Avec mon amitié, ma bénédiction et ma considération
Grégoire III
Patriarche d’Antioche et de tout l’Orient,
d’Alexandrie et de Jérusalem
Rencontre préliminaire de l’Eglise grecque Melkite
au Moyen Orient
Préparation du Synode pour l’Eglise catholique
du Moyen Orient
sous le titre « Communion et témoignage »
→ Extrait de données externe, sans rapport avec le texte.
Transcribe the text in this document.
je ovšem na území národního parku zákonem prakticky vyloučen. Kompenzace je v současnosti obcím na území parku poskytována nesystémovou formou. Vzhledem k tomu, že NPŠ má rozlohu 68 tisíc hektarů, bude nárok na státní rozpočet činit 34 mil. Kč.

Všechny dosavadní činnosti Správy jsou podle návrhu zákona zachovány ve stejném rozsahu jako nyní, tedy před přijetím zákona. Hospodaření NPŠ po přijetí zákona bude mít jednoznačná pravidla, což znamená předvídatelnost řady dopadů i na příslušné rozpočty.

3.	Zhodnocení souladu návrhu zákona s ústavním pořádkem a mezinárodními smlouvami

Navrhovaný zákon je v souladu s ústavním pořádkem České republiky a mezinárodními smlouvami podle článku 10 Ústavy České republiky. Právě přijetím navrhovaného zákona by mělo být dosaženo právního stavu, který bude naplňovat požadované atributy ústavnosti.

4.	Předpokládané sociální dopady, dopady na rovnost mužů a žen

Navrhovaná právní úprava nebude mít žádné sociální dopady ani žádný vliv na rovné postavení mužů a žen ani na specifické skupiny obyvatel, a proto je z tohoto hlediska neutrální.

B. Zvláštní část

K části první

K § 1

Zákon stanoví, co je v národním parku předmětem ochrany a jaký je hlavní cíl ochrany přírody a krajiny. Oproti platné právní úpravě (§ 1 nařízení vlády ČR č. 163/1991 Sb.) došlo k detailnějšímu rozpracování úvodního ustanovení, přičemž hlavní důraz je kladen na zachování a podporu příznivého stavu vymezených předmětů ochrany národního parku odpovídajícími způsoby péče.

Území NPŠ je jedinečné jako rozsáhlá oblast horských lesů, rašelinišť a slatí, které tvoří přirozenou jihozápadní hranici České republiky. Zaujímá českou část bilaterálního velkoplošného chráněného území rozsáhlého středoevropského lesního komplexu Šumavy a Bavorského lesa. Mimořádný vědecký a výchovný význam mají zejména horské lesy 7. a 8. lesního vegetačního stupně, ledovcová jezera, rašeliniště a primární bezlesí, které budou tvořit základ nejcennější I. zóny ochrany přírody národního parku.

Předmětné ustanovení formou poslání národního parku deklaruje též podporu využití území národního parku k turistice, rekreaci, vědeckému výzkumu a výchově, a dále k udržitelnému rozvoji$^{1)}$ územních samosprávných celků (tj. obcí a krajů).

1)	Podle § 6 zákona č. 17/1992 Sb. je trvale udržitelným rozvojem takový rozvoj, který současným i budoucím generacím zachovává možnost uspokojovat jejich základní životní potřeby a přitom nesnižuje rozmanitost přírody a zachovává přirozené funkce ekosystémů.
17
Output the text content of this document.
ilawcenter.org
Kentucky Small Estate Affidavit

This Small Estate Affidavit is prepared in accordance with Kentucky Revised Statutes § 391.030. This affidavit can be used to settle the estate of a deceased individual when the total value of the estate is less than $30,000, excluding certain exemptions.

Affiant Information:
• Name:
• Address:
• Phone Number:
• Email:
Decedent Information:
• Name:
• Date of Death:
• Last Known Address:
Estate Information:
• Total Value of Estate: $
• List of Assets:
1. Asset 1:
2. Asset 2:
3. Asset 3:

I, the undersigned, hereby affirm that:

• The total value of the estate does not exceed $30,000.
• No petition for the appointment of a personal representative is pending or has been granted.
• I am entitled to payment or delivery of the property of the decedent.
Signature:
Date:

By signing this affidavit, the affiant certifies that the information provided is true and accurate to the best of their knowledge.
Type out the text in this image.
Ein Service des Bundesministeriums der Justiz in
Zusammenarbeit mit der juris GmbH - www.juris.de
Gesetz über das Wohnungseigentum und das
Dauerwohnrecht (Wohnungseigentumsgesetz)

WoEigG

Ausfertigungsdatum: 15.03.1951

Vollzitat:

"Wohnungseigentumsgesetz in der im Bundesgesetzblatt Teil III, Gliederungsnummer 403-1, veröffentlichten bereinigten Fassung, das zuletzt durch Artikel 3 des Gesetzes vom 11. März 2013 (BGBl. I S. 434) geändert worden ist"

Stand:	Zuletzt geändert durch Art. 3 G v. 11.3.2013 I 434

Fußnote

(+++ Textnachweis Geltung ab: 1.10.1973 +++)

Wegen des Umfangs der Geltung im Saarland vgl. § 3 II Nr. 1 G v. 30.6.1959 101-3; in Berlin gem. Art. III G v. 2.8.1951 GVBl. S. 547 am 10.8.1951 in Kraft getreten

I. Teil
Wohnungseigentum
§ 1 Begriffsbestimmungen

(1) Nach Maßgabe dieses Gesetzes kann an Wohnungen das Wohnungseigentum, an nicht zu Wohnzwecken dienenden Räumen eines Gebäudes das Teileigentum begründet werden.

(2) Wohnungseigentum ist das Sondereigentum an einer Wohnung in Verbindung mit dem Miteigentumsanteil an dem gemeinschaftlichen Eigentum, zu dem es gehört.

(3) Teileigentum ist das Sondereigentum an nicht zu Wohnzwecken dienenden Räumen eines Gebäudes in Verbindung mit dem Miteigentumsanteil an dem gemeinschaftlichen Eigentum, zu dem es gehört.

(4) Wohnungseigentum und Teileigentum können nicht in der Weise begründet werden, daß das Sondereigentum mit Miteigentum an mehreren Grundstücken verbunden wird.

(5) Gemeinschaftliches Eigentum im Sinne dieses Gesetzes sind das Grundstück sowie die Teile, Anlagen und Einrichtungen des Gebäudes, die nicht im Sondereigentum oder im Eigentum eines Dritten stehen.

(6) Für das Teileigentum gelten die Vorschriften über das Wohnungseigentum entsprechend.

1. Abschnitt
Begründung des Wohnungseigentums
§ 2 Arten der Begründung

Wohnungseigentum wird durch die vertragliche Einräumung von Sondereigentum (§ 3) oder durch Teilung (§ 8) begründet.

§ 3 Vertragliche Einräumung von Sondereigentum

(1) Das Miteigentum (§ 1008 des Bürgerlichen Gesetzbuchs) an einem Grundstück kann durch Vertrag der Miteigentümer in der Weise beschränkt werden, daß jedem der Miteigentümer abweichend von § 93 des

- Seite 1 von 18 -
Cette rencontre eut lieu le matin du mercredi 4 novembre 2009 au siège patriarcal de Aïn Traz, en la présence de sa Béatitude Monseigneur Grégoire III et de tous les Evêques des éparchies ainsi que les Supérieurs généraux et Supérieures générales. Etaient présents aussi les Evêques d’Egypte et de Jérusalem. Se sont excusés Nos Seigneurs Isidore Battikha, Joseph El Absi, Boutros El Moallem, Nicolas Sawwaf, André Haddad et Yasser Ayyache. S’est absenté aussi l’archimandrite Najib Tobji.
Sa Béatitude a ouvert la rencontre dans le salon officiel, devant les photographes et les cameras de télévision, par un mot d’accueil où il a rappelé que le Synode pour l’Eglise catholique du Moyen Orient aura lieu à Rome du 10 au 24 octobre 2010, et que du 25 au 26 novembre 2009 commenceront à Rome les préparatifs à ce Synode. Ces préparatifs aboutiront aux lignes générales ( Lineamenta ) qui seront étudiées dans les éparchies et les communautés religieuses en vue du brouillon et de la rencontre finale.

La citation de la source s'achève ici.